Lerena, who goes by the ring name "The KO Kid", said one of the group at the table in Tashas, Darren Fresco, passed his pistol under the table to Pistorius during the lunch, telling him there was "one up", indicating a round was in the chamber.

"A shot went off. Then there was just complete silence," Lerena said. "I looked down at the floor and exactly where I looked down, where my foot was, there was a hole in the floor."

"I had a little graze on my toe, but I wasn't hurt," he added.

Restaurant owner Jason Loupis told the court 220 diners had been present at the time. A child was sitting at the table next to Pistorius, his wife Maria added in her testimony.

"TAKE THE BLAME"

Pistorius immediately apologised to his friends and checked they had not been hurt, but then turned to Fresco and asked him to take responsibility, Lerena said.

"'Please take the blame for me - there's too much media hype around me'," Lerena quoted Pistorius as saying. "'Take the blame because this can be big.'"

When the restaurant owners came up to investigate, Fresco told them the gun had fallen out of the pocket of his tracksuit trousers.

"I said to him 'What's the first rule of owning a gun? Safety first?'" Maria Loupis said. "He said 'Yes' and I hit him over the head."

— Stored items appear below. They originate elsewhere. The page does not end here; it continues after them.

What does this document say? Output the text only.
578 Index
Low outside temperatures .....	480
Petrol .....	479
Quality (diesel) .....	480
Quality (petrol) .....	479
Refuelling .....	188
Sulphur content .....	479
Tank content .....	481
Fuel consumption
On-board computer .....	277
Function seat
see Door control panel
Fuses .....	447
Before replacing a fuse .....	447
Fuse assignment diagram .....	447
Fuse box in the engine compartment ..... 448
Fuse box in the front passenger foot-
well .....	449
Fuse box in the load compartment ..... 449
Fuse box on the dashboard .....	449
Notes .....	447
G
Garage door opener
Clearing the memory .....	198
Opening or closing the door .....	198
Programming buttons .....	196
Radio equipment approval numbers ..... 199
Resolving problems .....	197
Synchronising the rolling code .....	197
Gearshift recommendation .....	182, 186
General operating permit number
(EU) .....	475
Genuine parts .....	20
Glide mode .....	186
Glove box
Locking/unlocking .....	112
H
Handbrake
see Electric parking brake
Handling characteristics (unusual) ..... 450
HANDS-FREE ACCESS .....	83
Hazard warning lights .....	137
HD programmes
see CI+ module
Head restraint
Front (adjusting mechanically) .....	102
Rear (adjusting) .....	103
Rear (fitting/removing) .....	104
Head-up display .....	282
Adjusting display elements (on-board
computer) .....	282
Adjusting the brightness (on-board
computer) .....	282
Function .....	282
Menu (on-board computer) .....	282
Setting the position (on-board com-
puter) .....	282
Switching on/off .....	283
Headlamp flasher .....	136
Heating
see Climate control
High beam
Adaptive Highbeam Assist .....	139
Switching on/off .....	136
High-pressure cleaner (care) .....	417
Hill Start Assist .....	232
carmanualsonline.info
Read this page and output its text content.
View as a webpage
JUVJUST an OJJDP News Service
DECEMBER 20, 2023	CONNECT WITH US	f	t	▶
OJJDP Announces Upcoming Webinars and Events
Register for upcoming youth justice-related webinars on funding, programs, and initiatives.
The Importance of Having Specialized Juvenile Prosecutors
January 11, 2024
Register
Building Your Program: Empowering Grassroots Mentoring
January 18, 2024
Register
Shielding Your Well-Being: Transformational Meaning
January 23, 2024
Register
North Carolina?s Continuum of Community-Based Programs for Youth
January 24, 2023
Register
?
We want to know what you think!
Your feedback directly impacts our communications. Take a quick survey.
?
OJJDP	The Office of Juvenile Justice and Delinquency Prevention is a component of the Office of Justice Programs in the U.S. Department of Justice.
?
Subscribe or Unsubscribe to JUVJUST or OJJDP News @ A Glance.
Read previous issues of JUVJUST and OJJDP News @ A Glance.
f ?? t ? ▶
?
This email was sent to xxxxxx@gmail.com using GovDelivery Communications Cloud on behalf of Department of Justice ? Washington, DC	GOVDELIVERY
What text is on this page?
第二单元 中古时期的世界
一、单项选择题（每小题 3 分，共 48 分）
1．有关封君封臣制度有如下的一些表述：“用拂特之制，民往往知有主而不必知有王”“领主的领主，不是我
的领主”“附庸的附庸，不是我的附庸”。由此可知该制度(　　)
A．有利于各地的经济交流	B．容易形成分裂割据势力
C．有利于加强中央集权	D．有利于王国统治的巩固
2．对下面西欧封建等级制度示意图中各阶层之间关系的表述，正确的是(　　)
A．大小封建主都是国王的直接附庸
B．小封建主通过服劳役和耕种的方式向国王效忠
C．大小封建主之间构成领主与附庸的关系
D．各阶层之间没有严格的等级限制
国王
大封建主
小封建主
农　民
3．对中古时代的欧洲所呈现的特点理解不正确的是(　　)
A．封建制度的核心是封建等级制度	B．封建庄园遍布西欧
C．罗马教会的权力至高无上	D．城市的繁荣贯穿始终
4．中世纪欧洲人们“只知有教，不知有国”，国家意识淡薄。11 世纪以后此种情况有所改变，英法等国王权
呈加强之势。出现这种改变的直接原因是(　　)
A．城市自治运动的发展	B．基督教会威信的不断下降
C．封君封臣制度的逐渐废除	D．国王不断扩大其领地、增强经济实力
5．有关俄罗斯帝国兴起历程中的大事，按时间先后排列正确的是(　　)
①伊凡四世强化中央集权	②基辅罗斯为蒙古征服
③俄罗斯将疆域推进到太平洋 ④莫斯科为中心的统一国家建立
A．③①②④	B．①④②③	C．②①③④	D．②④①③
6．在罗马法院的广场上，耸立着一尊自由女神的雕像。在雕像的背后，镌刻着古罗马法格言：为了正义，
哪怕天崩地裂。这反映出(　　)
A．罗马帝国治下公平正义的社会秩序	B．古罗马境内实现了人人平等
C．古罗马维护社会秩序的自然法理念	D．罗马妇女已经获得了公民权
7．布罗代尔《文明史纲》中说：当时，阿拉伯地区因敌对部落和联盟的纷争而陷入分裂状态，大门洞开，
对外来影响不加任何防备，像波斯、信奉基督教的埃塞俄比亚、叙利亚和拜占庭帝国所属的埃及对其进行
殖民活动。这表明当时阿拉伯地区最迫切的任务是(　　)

Pistorius paid the bill and the group left, she added.

At the Pretoria High Court, Pistorius' defence team wound up its cross-examination of a third prosecution witness who said he had heard shouts and screams from Pistorius' house before shots were fired on the night Steenkamp died.

Earlier, lead defence advocate Barry Roux tried to undermine the testimony of wife and husband Michelle Burger and Charl Johnson, who lived 177 metres (195 yards) away in an adjacent housing complex, as being too similar to be credible.

"You could just as well have stood together in the witness box," he said, earning his second rebuke of the three-day-old trial from Judge Thokozile Masipa.

Besides denying murder, Pistorius, who had his disabled lower legs amputated as a baby and now runs on carbon fibre prosthetic "blades", has pleaded not guilty to the Tashas gun charge.

He is also accused of putting a bullet through the sun roof of a former girlfriend's car in a separate incident.

The trial is being broadcast daily on live television, a first for South Africa, although most witnesses have asked for their faces not to be shown to protect their identity.

Johnson, the neighbour, said on Wednesday he had received "intimidating" phone calls the previous night from people who had heard his phone number read out in court during his wife's earlier cross-examination.